The French blocked the way with a huge army of 3,000 crossbowmen, 7,000 mounted and 15,000 dismounted men-at-arms; a total of approximately 25,000 men (this is a conservative estimate, some modern estimates put the force as high as 40 - 50,000 men). So confident of victory were the French that they had already prepared a specially painted cart in which to parade the captured English king. Massively out numbered Henry had around 4,950 archers and 750 men-at-arms, a total of 5,700 men.

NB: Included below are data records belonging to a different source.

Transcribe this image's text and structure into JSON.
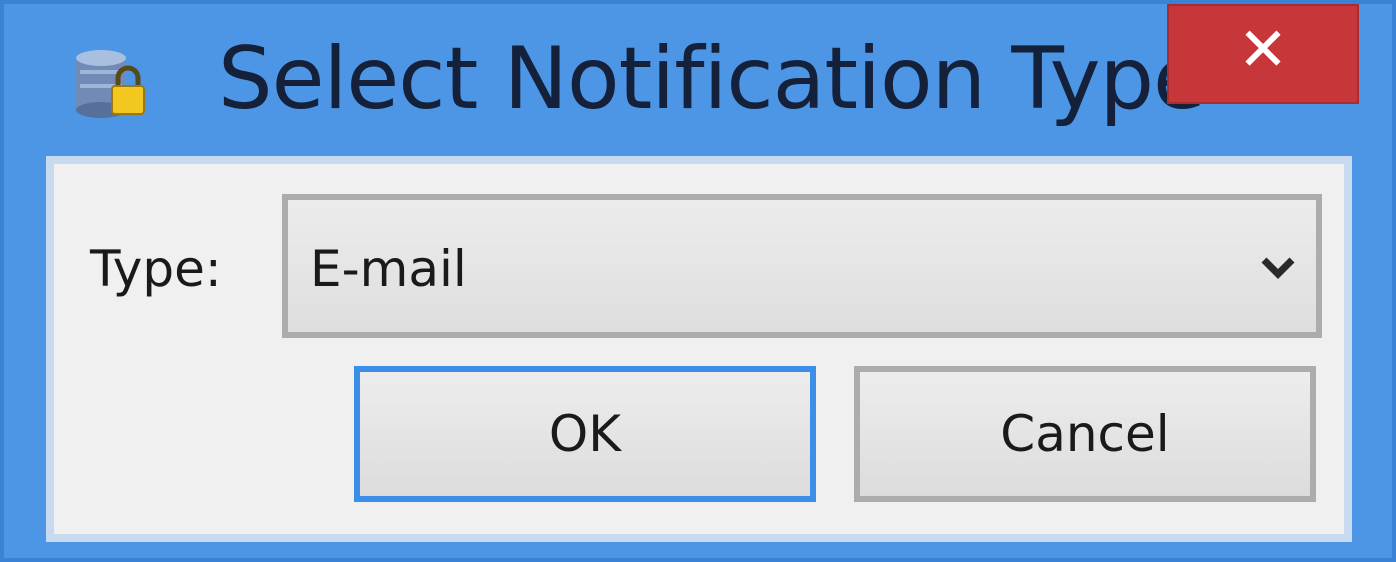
{
  "window": {
    "title": "Select Notification Type",
    "close_glyph": "✕",
    "accent_color": "#4d96e6",
    "close_color": "#c7373a"
  },
  "app_icon": {
    "name": "database-lock-icon"
  },
  "form": {
    "type_label": "Type:",
    "type_value": "E-mail",
    "dropdown_icon": "chevron-down-icon"
  },
  "buttons": {
    "ok_label": "OK",
    "cancel_label": "Cancel"
  }
}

The English took up a position across the narrowest gap between the woods bordering the village of Agincourt and Tramcourt. With the archers in position on the flanks and in two wedges in the centre, behind a line of iron tipped spikes the tiny English army awaited the charge from the full might of the core of the French army. Somehow Henry managed to raise the moral of his troops with a speech and gave the order to advance at a slow march towards the French lines. Shakespeare has Henry addressing his men "anyone shedding his blood with the king will become the king's brother". His call to arms immediately prior to the battle, "We few, we happy few, we band of brothers" has become a rallying cry of the English idea of heroism. The chroniclers record that the English soldiers all knelt, made the sign of the cross, and kissed the soil, crumbling a little of it into their mouths.

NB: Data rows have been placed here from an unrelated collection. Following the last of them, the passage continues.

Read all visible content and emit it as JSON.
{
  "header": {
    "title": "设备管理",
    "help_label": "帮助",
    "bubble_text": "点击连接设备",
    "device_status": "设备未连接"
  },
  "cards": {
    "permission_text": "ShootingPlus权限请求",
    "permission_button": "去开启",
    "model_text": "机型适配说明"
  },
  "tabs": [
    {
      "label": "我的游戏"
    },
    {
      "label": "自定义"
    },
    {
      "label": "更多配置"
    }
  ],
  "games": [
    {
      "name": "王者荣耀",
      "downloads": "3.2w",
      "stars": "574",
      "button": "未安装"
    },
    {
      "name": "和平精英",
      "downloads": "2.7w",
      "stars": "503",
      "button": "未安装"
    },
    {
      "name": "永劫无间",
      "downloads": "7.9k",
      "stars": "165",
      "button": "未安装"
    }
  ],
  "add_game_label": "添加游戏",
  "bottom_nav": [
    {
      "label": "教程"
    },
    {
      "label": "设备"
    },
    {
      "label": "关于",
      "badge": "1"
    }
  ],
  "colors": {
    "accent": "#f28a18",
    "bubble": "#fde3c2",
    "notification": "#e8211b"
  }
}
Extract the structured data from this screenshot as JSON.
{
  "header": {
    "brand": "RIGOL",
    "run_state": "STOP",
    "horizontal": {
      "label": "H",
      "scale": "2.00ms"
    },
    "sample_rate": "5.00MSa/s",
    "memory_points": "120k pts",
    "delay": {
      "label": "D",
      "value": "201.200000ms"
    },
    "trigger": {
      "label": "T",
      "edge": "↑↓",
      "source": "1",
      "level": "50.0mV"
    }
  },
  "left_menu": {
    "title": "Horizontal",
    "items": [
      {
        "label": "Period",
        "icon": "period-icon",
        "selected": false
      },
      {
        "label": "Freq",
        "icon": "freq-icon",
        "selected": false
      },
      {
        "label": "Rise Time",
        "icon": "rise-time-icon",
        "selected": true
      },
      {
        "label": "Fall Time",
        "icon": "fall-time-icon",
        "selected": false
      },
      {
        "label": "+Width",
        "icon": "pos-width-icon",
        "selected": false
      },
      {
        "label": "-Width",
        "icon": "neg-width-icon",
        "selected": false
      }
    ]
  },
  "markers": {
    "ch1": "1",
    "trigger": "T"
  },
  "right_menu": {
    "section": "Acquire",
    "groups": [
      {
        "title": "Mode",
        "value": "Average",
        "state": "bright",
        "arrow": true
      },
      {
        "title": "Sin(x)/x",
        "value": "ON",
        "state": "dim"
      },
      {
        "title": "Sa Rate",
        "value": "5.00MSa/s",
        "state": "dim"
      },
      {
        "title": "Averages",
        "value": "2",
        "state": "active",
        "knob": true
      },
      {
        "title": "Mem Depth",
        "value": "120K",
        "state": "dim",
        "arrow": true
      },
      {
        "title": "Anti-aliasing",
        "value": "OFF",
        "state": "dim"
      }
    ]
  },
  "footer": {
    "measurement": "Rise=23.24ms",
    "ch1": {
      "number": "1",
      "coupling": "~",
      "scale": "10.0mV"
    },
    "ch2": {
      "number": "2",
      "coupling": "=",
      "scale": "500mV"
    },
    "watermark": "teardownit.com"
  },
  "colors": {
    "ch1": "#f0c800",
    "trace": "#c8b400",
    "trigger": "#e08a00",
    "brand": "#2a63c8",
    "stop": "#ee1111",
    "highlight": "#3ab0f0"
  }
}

As wave after wave of French armour charged at the English, the mass of the French army were compacted by the converging tree line and the withering hail of English arrows. As the massive formation reached its target, the English centre fell back a short distance, though the archers at the flanks held their ground. This packed the French soldiers into a narrow space between the two woods with those at the front surrounded on three sides by English archers. The compression was so great that the attackers were unable to use there weapons and panic set into the front line of the French army. The English, men-at-arms and archers alike charged headlong into the French cavalry; one of the few recorded times that infantry has charged at fully armoured knights; and began to slaughter at will. The French reserve, which alone outnumbered the entire English army eventually attacked, but disheartened were easily driven from the field.

During the Battle of Agincourt, one of the most famous victories in English history, Henry's "Band of Brothers", a force of fewer than 6,000 men took on the full might of the French army a combined cavalry and infantry strength of around 25,000 men. Henry suffered around 400 casualties including the Duke of York while the French lost approximately 8,000 men, including their leader d'Albret, three dukes, 90 nobles and 1,560 knights with 200 captured.

Following the battle the English army resumed its march to Calais. The French retreated leaving over half of their entire nobility dead in the mud of Agincourt. Bishop Beaufort told his parliament that the French defeat was punishment from God.